Financial advisers coaching clients through the pandemic with a disciplined approach to investing have added approximately 5.2 per cent in value to client portfolios according to a new report from Russell Investments.
The 2021 Russell Investments Value of an Adviser Report says advisers helped Australians avoid a “litany of poor investment calls” since the start of the pandemic in 2020, including pulling out their investments at the volatility trough in March last year.
“Throughout the COVID-induced market dislocation and recovery, the most critical mistake non-advised investors made was to not hold the line on their investment strategies and sell out of equities after dramatic market falls – and then find it hard to time a re-entry as the market roared back to life,” Russell states.
While advisers largely prevented their clients from being among those that pulled an estimated $40.5 billion out of the superannuation system when valuations were at their lowest, Russell says the 5.2 per cent savings figure comes from a number of sources.
“The value of an adviser calculation is drawn from five key elements: preventing behavioural mistakes (2 per cent); advising on appropriate asset allocation (1.1 per cent); optimising cash holdings (0.6 per cent); tax-effective investing and planning (1.5 per cent); and the priceless value of expert wealth management knowledge derived from years of market experience,” Russell states.

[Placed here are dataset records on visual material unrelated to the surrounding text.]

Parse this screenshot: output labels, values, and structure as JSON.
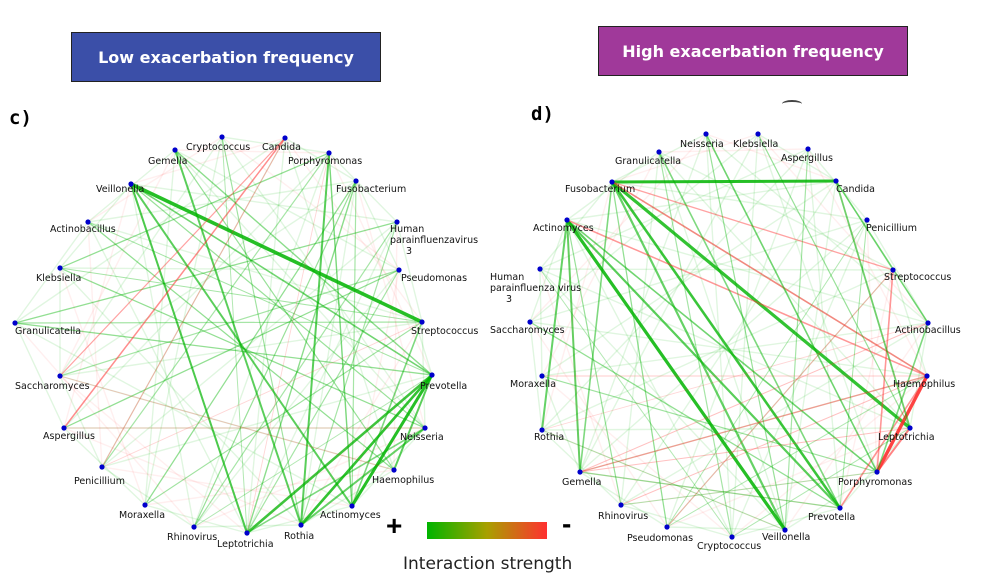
{
  "colors": {
    "low_banner": "#3b4fa8",
    "high_banner": "#a0399a",
    "node": "#0000cc",
    "positive": "#00b400",
    "negative": "#ff3030"
  },
  "banners": {
    "low": "Low exacerbation frequency",
    "high": "High exacerbation frequency"
  },
  "panels": {
    "c": {
      "label": "c)",
      "nodes": [
        "Cryptococcus",
        "Candida",
        "Porphyromonas",
        "Fusobacterium",
        "Human\nparainfluenzavirus\n3",
        "Pseudomonas",
        "Streptococcus",
        "Prevotella",
        "Neisseria",
        "Haemophilus",
        "Actinomyces",
        "Rothia",
        "Leptotrichia",
        "Rhinovirus",
        "Moraxella",
        "Penicillium",
        "Aspergillus",
        "Saccharomyces",
        "Granulicatella",
        "Klebsiella",
        "Actinobacillus",
        "Veillonella",
        "Gemella"
      ]
    },
    "d": {
      "label": "d)",
      "nodes": [
        "Klebsiella",
        "Aspergillus",
        "Candida",
        "Penicillium",
        "Streptococcus",
        "Actinobacillus",
        "Haemophilus",
        "Leptotrichia",
        "Porphyromonas",
        "Prevotella",
        "Veillonella",
        "Cryptococcus",
        "Pseudomonas",
        "Rhinovirus",
        "Gemella",
        "Rothia",
        "Moraxella",
        "Saccharomyces",
        "Human\nparainfluenza virus\n3",
        "Actinomyces",
        "Fusobacterium",
        "Granulicatella",
        "Neisseria"
      ]
    }
  },
  "legend": {
    "plus": "+",
    "minus": "-",
    "title": "Interaction strength"
  }
}
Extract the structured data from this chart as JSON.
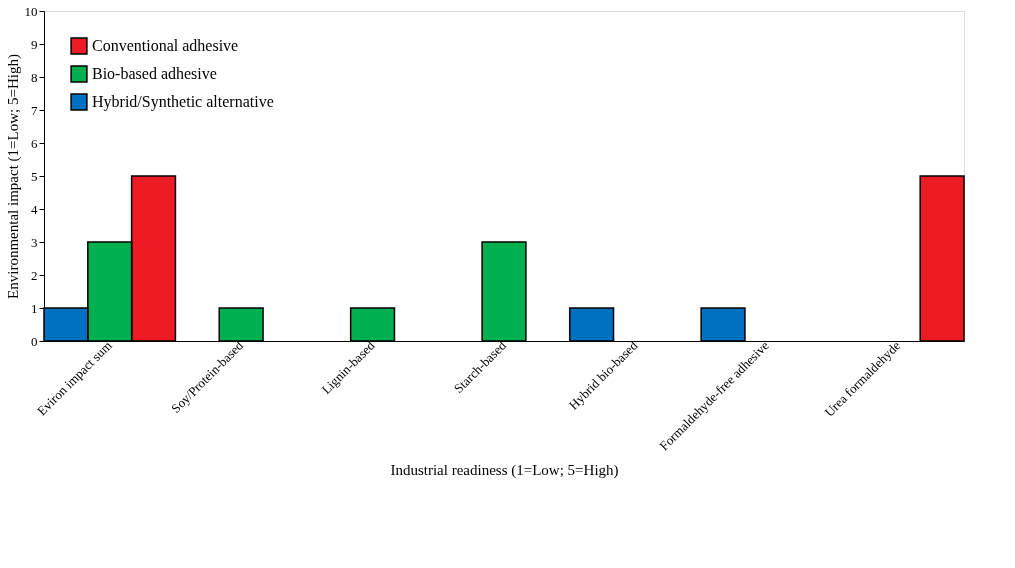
{
  "chart_data": {
    "type": "bar",
    "xlabel": "Industrial readiness (1=Low; 5=High)",
    "ylabel": "Environmental impact (1=Low; 5=High)",
    "categories": [
      "Eviron impact sum",
      "Soy/Protein-based",
      "Lignin-based",
      "Starch-based",
      "Hybrid bio-based",
      "Formaldehyde-free adhesive",
      "Urea formaldehyde"
    ],
    "series": [
      {
        "name": "Conventional adhesive",
        "color": "#ed1c24",
        "values": [
          5,
          null,
          null,
          null,
          null,
          null,
          5
        ]
      },
      {
        "name": "Bio-based adhesive",
        "color": "#00b050",
        "values": [
          3,
          1,
          1,
          3,
          null,
          null,
          null
        ]
      },
      {
        "name": "Hybrid/Synthetic alternative",
        "color": "#0070c0",
        "values": [
          1,
          null,
          null,
          null,
          1,
          1,
          null
        ]
      }
    ],
    "ylim": [
      0,
      10
    ],
    "yticks": [
      0,
      1,
      2,
      3,
      4,
      5,
      6,
      7,
      8,
      9,
      10
    ],
    "grid": false,
    "legend": "top left"
  }
}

Russell’s head of business solutions Bronwyn Yates said the events that unfolded during the heat of the pandemic have only underscored the important role advisers play.
“Investors that have been educated by a financial adviser understand there will be ups and downs along their financial journey, so they feel comfortable in staying the course,” Yates said.
“However, non-advised investors struggle to make the correct decision when markets are volatile, and often attempt to time the market. This is an issue which plagues both those with loss aversion, and those convinced they can beat the market. It’s also a timely consideration for the growing ranks of millennials and Gen Z turning to fin-fluencers as their source for financial advice.”